MSCI’s gauge of stocks across the globe shed 1.20 per cent following broad declines in Europe and Asia.

Concerns that the new variant would lead to more travel restrictions continued to hammer European travel and leisure stocks, which posted their biggest monthly fall since the initial COVID-19 lockdowns in March 2020.

In the United States, the Dow Jones Industrial Average fell 539.44 points, or 1.54 per cent, to 34,596.5, the S&P 500 lost 68.26 points, or 1.47 per cent, to 4,587.01 and the Nasdaq Composite dropped 231.49 points, or 1.47 per cent, to 15,551.34.

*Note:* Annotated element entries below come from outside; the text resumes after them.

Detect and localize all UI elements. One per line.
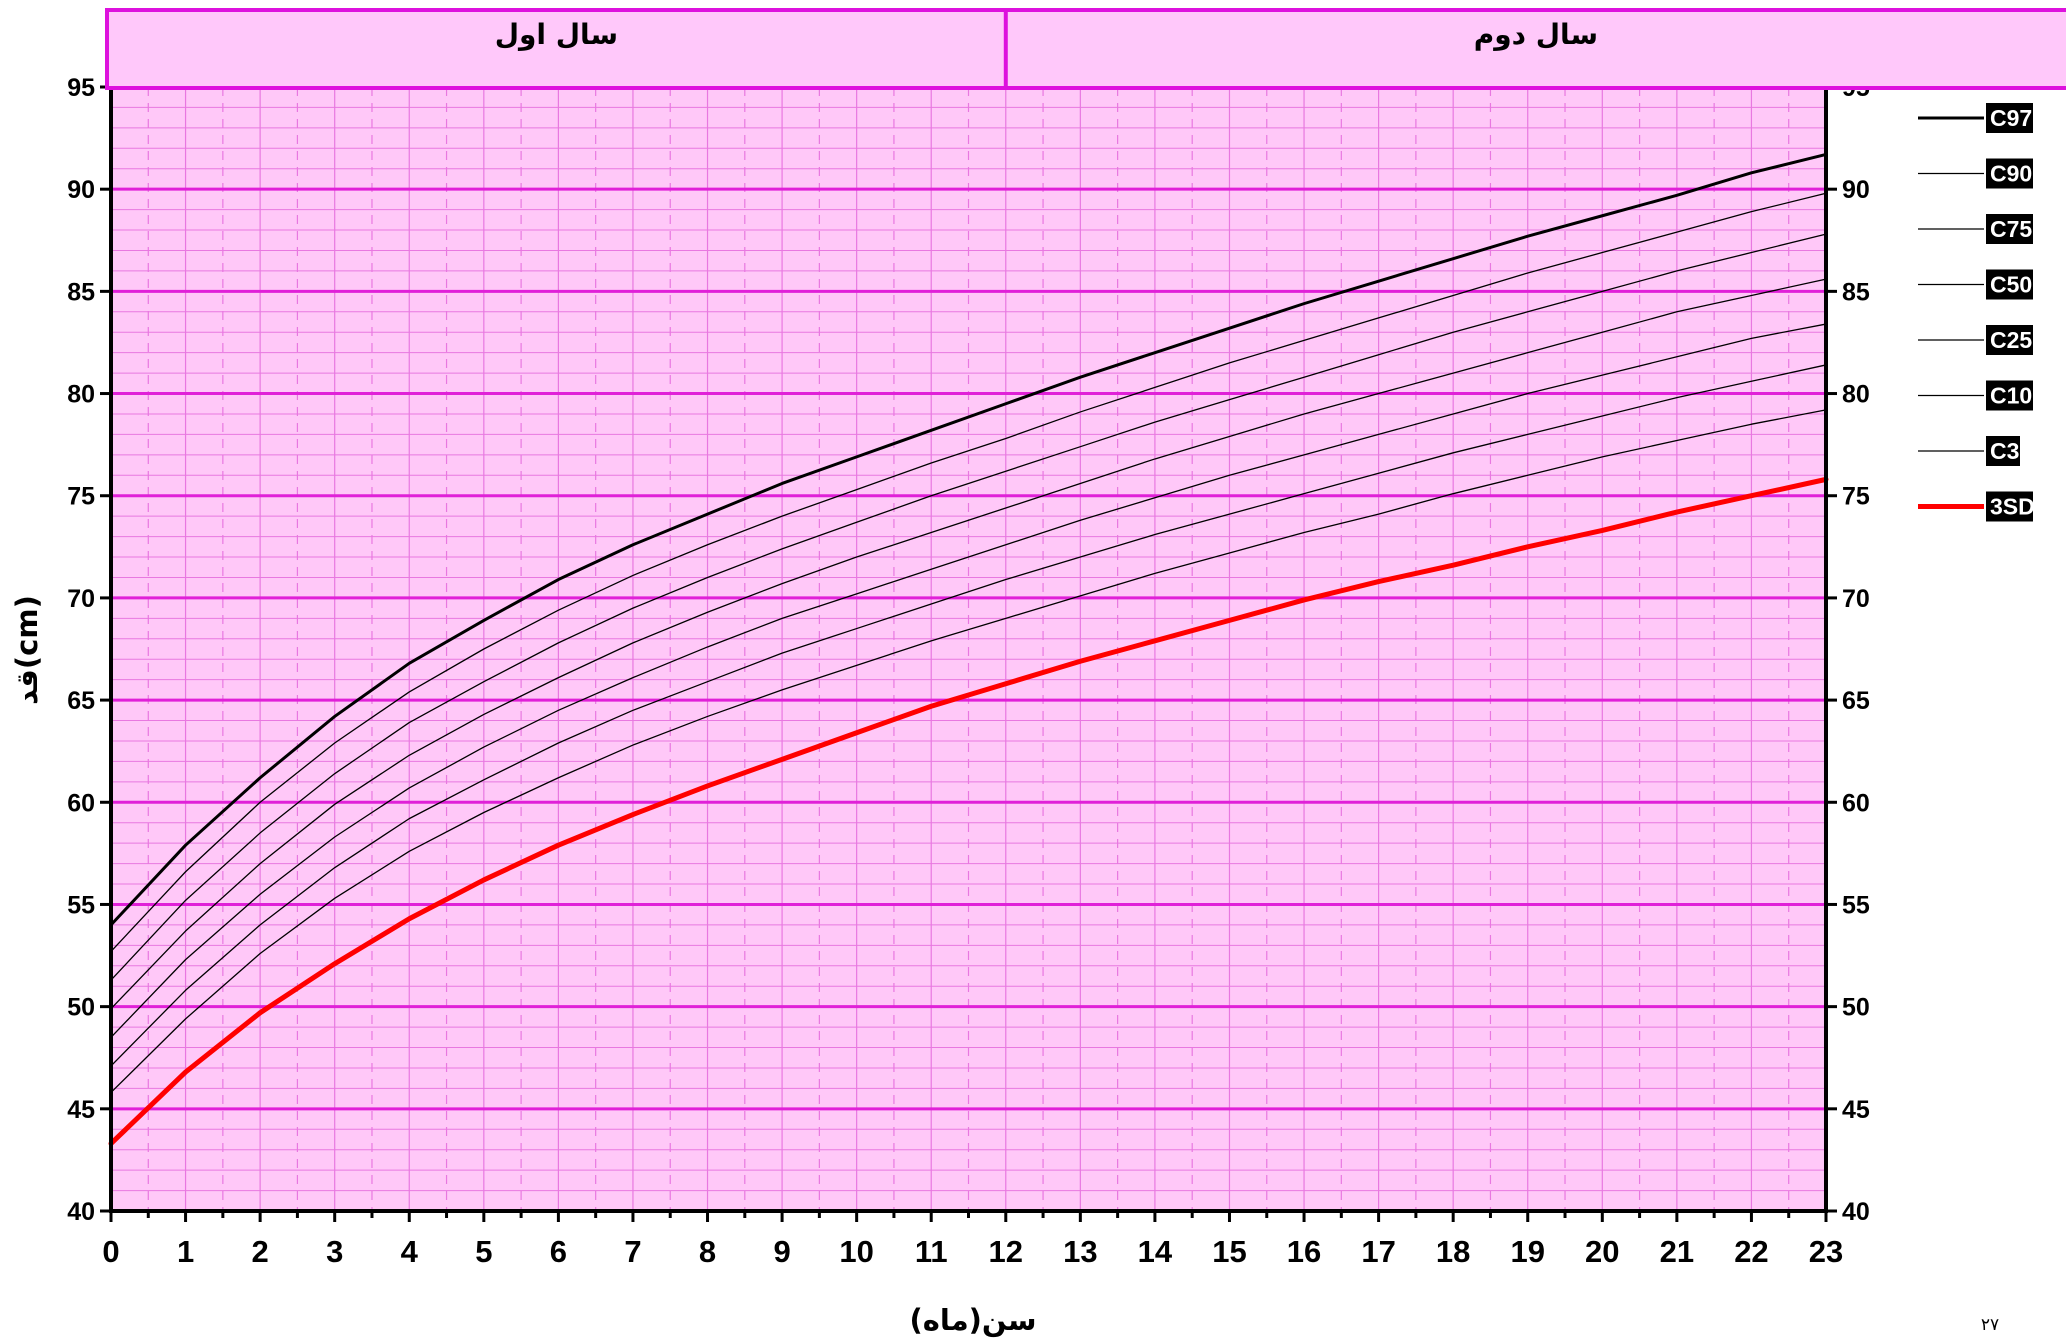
series-line-c3 <box>110 409 1827 1094</box>
bottom-tick-label: 21 <box>1660 1234 1694 1269</box>
legend-box <box>1986 103 2033 133</box>
bottom-tick-label: 17 <box>1361 1234 1395 1269</box>
bottom-tick-label: 22 <box>1734 1234 1768 1269</box>
series-line-c10 <box>110 364 1827 1067</box>
left-tick-label: 55 <box>67 891 95 919</box>
legend-label: C75 <box>1990 216 2032 242</box>
bottom-tick-label: 13 <box>1063 1234 1097 1269</box>
left-tick-label: 75 <box>67 483 95 511</box>
right-tick-label: 75 <box>1842 483 1870 511</box>
series-line-c75 <box>110 233 1827 981</box>
series-line-c25 <box>110 323 1827 1038</box>
bottom-tick-label: 1 <box>177 1234 194 1269</box>
legend-label: 3SD <box>1990 494 2035 520</box>
bottom-tick-label: 7 <box>624 1234 641 1269</box>
bottom-tick-label: 2 <box>252 1234 269 1269</box>
left-tick-label: 40 <box>67 1198 95 1226</box>
left-tick-label: 60 <box>67 789 95 817</box>
header-bands: سال اول سال دوم <box>105 8 2066 90</box>
bottom-tick-label: 11 <box>915 1234 948 1269</box>
legend-box <box>1986 436 2020 466</box>
legend-label: C3 <box>1990 438 2019 464</box>
right-tick-label: 80 <box>1842 381 1870 409</box>
right-tick-label: 60 <box>1842 789 1870 817</box>
right-tick-label: 65 <box>1842 687 1870 715</box>
left-tick-label: 85 <box>67 278 95 306</box>
legend: C97 C90 C75 C50 C25 C10 C3 3SD <box>1918 103 2035 522</box>
bottom-tick-label: 4 <box>401 1234 419 1269</box>
right-tick-label: 40 <box>1842 1198 1870 1226</box>
bottom-tick-label: 18 <box>1436 1234 1470 1269</box>
left-axis: 40 45 50 55 60 65 70 75 80 85 90 95 <box>67 74 113 1226</box>
legend-box <box>1986 380 2033 411</box>
right-tick-label: 45 <box>1842 1096 1870 1124</box>
bottom-tick-label: 16 <box>1287 1234 1321 1269</box>
y-axis-title: قد(cm) <box>10 595 44 705</box>
major-grid <box>111 85 1826 1111</box>
left-tick-label: 70 <box>67 585 95 613</box>
bottom-tick-label: 3 <box>326 1234 343 1269</box>
legend-box <box>1986 491 2033 522</box>
legend-label: C90 <box>1990 161 2032 187</box>
legend-label: C10 <box>1990 383 2032 409</box>
bottom-axis: 0 1 2 3 4 5 6 7 8 9 10 11 12 13 14 15 16 17 18 19 20 21 22 23 <box>102 1209 1843 1269</box>
bottom-tick-label: 0 <box>102 1234 119 1269</box>
legend-label: C50 <box>1990 272 2032 298</box>
series-line-3sd <box>108 476 1829 1147</box>
series-line-c97 <box>109 152 1828 927</box>
bottom-tick-label: 10 <box>839 1234 873 1269</box>
bottom-tick-label: 14 <box>1138 1234 1173 1269</box>
bottom-tick-label: 12 <box>989 1234 1023 1269</box>
legend-label: C25 <box>1990 327 2032 353</box>
header-band-frame <box>105 8 2066 90</box>
bottom-tick-label: 6 <box>550 1234 567 1269</box>
header-band-label: سال اول <box>495 18 618 51</box>
header-band-label: سال دوم <box>1474 18 1598 51</box>
bottom-tick-label: 9 <box>773 1234 790 1269</box>
legend-box <box>1986 269 2033 300</box>
right-tick-label: 55 <box>1842 891 1870 919</box>
legend-label: C97 <box>1990 105 2032 131</box>
left-tick-label: 45 <box>67 1096 95 1124</box>
right-tick-label: 90 <box>1842 176 1870 204</box>
bottom-tick-label: 23 <box>1809 1234 1843 1269</box>
bottom-tick-label: 15 <box>1212 1234 1246 1269</box>
series-line-c50 <box>110 278 1827 1010</box>
left-tick-label: 95 <box>67 74 95 102</box>
right-tick-label: 70 <box>1842 585 1870 613</box>
series-lines <box>108 152 1829 1147</box>
bottom-tick-label: 8 <box>699 1234 716 1269</box>
left-tick-label: 80 <box>67 381 95 409</box>
legend-box <box>1986 325 2033 355</box>
right-tick-label: 85 <box>1842 278 1870 306</box>
legend-box <box>1986 214 2033 244</box>
left-tick-label: 65 <box>67 687 95 715</box>
series-line-c90 <box>110 192 1827 953</box>
right-tick-label: 50 <box>1842 994 1870 1022</box>
left-tick-label: 90 <box>67 176 95 204</box>
bottom-tick-label: 19 <box>1510 1234 1544 1269</box>
legend-box <box>1986 158 2033 189</box>
left-tick-label: 50 <box>67 994 95 1022</box>
x-axis-title: سن(ماه) <box>909 1303 1036 1337</box>
bottom-tick-label: 20 <box>1585 1234 1619 1269</box>
bottom-tick-label: 5 <box>475 1234 492 1269</box>
page-number: ۲۷ <box>1981 1315 1999 1335</box>
minor-grid <box>110 87 1827 1211</box>
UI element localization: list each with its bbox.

Traders work on the floor of the New York Stock Exchange (NYSE) in New York City, U.S., November 29, 2021. (Photo: REUTERS/Brendan McDermid)

Benchmark 10-year notes last rose 25/32 in price to yield 1.446 per cent, from 1.529 per cent late on Monday.

Omicron worries sent the yield on 10-year German Bunds – regarded as one of the safest assets in the world – to its lowest in just over a week at -0.345 per cent.

The Japanese yen – traditionally viewed as a safe harbour due to its role as a funding currency – was near its highest level of the month.

US crude recently fell 7.03% per cent to $65.03 per barrel and Brent was down 4.28 per cent at $70.30.